I found the 2007 laws at this location.

The first thing I noticed was that it had 69 pages which seemed like an awful lot. Couldn’t they just list what had changed. Right up front I see the definition of a psychic call. I remember an argument on BBO about whether random bids over 1C are psychic. It is defined as a deliberate and gross misstatement of honor strength and/or suit length. I think that does mean that random bids over 1C are indeed psychic.

Things I didn’t know but aren’t very useful

a player could request a cut of the pack after the shuffle. 

you have to look at your cards before bidding

Useful things I should have known

During the auction any player can draw attention to an irregularity even if it isn’t his turn

Dummy isn’t allowed to draw attention to an irregularity until the end of play but may attempt to prevent a player’s committing an irregularity. 

If you can’t play the board the best result that can be awarded (if you are not at fault) is average plus (60%) and the worst average minus (40%) (normally plus or minus 3 imps)

A logical alternative action is one that among the class of player and using the methods of that partnership would be given serious consideration by a significant proportion of such players and some might select it.

you can ask for an explanation of a bid throughout the card play (at your turn)

Okay, I made it to page 20.    It is kind of interesting but I am not sure it is really making me a better player.  I will bookmark it and read more if I am having trouble sleeping.

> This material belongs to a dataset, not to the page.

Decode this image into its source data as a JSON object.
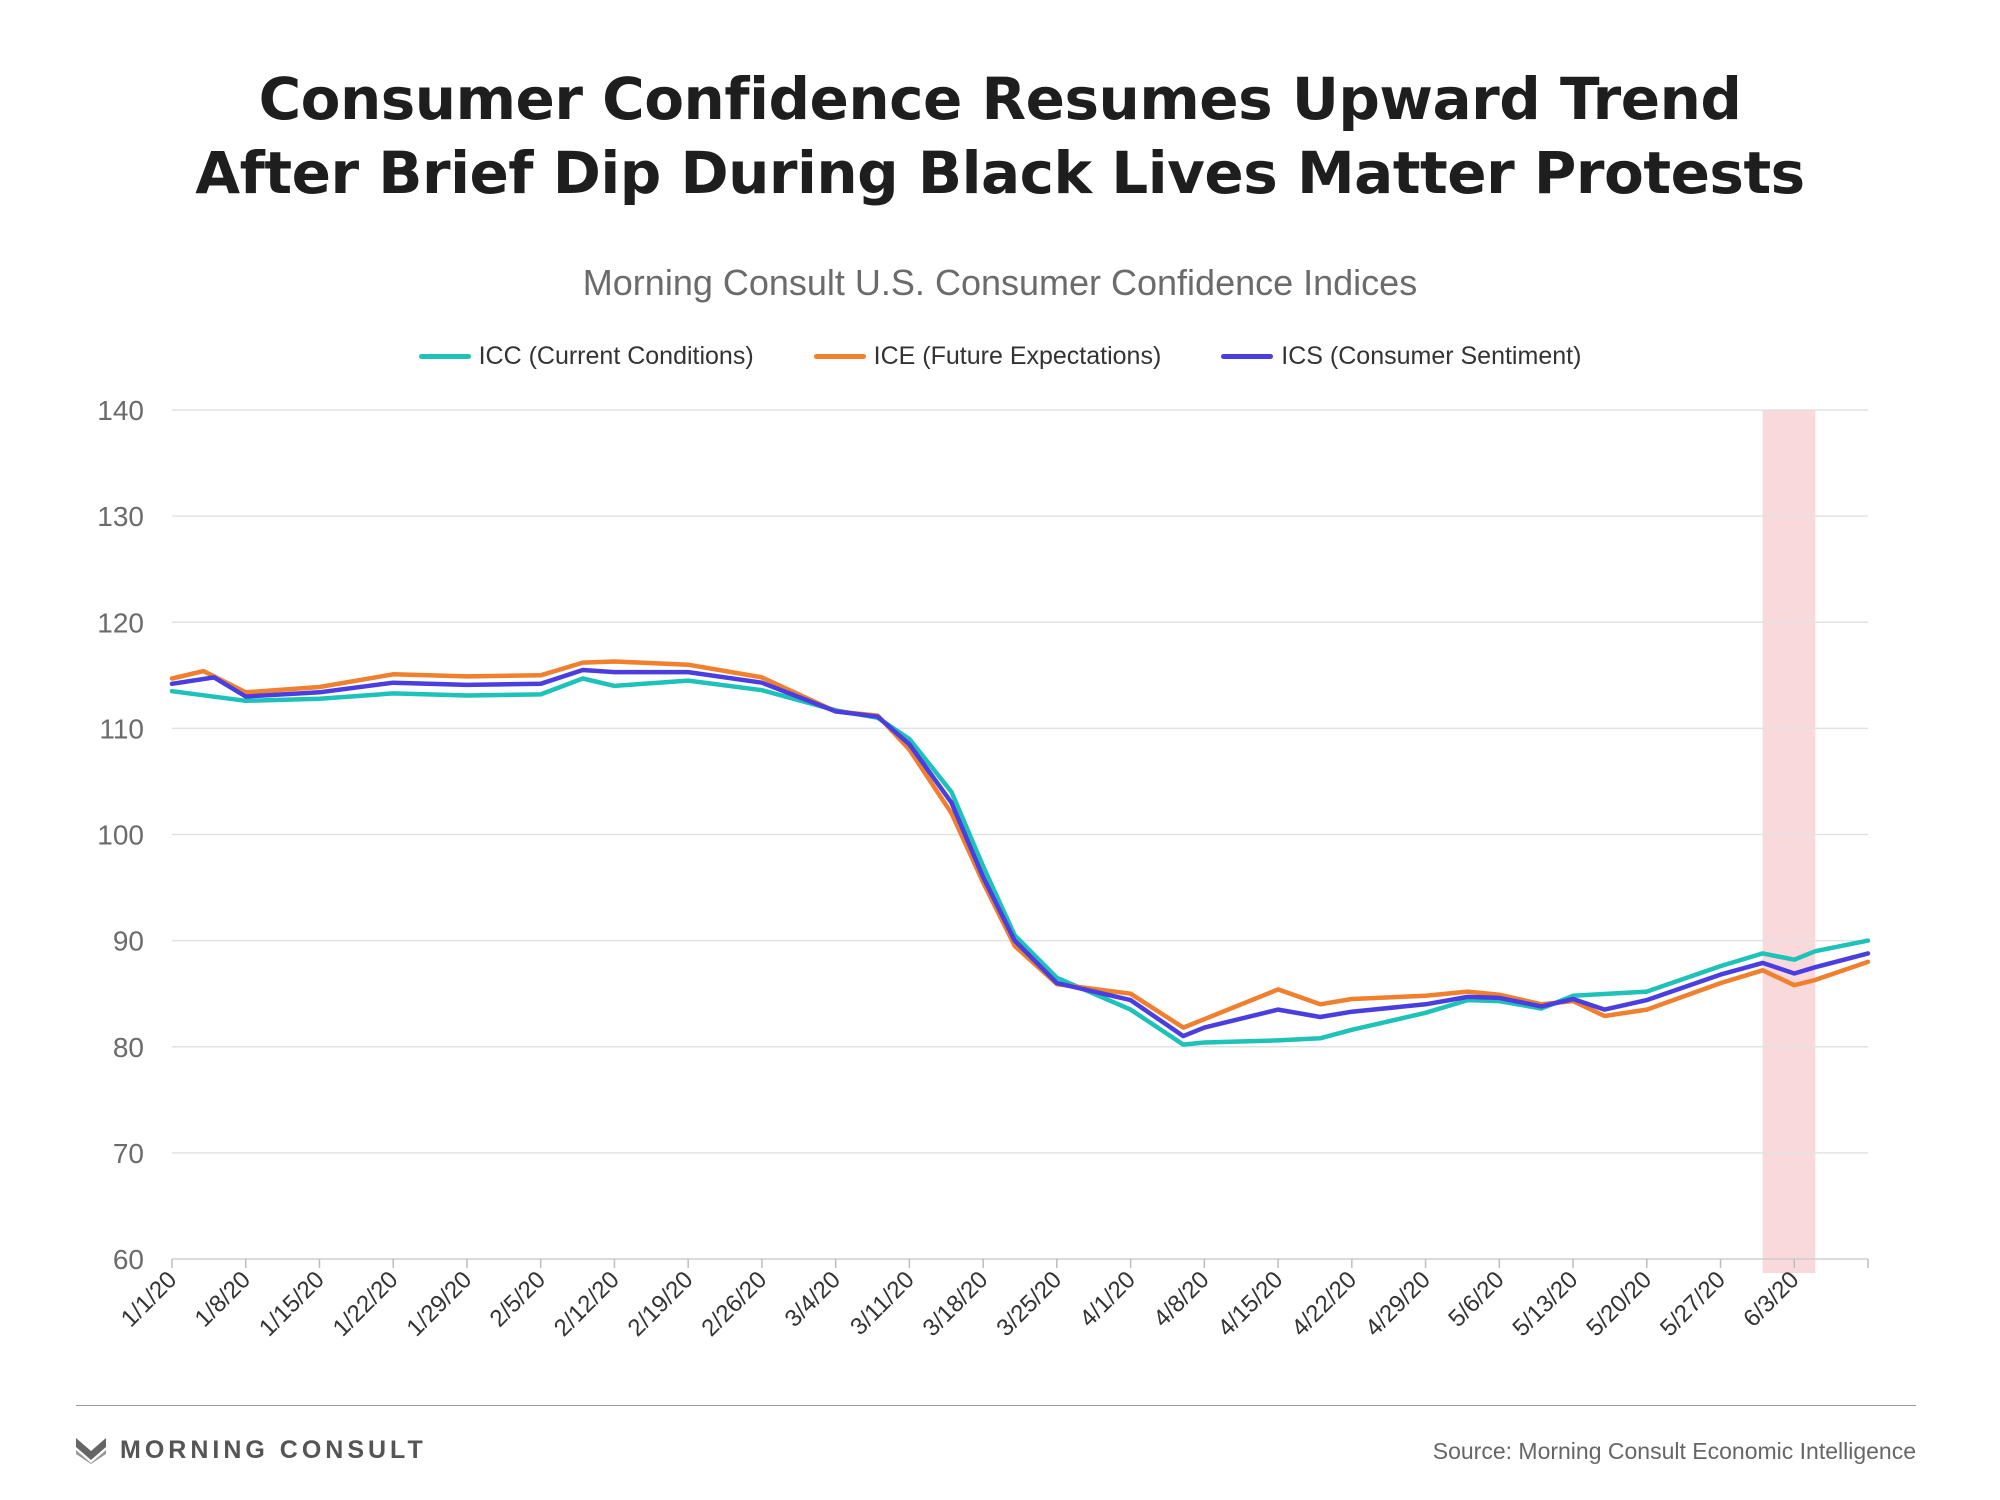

I am at a bit of a dead end and so I decide to google bridge movies.  I wind up at Jeff Goldsmith’s Home Page.

Lots of interesting stuff here .  I try a couple of hands in the KR evaluator (Kaplan- Rubens) and it seems to do a good job of evaluating distributional hands (well, I agree with it anyhow).

The bridge movies and problems … finally the meat.

I am playing matchpoints… can’t be good.  Here is the first hand decision:

You have S A98765 H K D AQ105 C J2

Partner opens 1H and you bid 1S (which shows 5 in your methods – you play Flannery).  Now partner bids 1NT shows 12-15.  You can bid 2D an artificial inquiry, 3S forcing, 3NT or 4S. 

This is matchpoints so I think 3NT is an easy call.  It could be right at any scoring.

I push the button and find out I have got 80% on that board.  Maybe I do like matchpoints.

This is definitely a lot of fun.  (There are other types of movies and problems too).  I am going to get Ray to try this out and get into a matchpoint mood before Sydney.

Going through the entire bridge movie taught me a number of interesting bidding ideas for matchpoints.  I have learned something!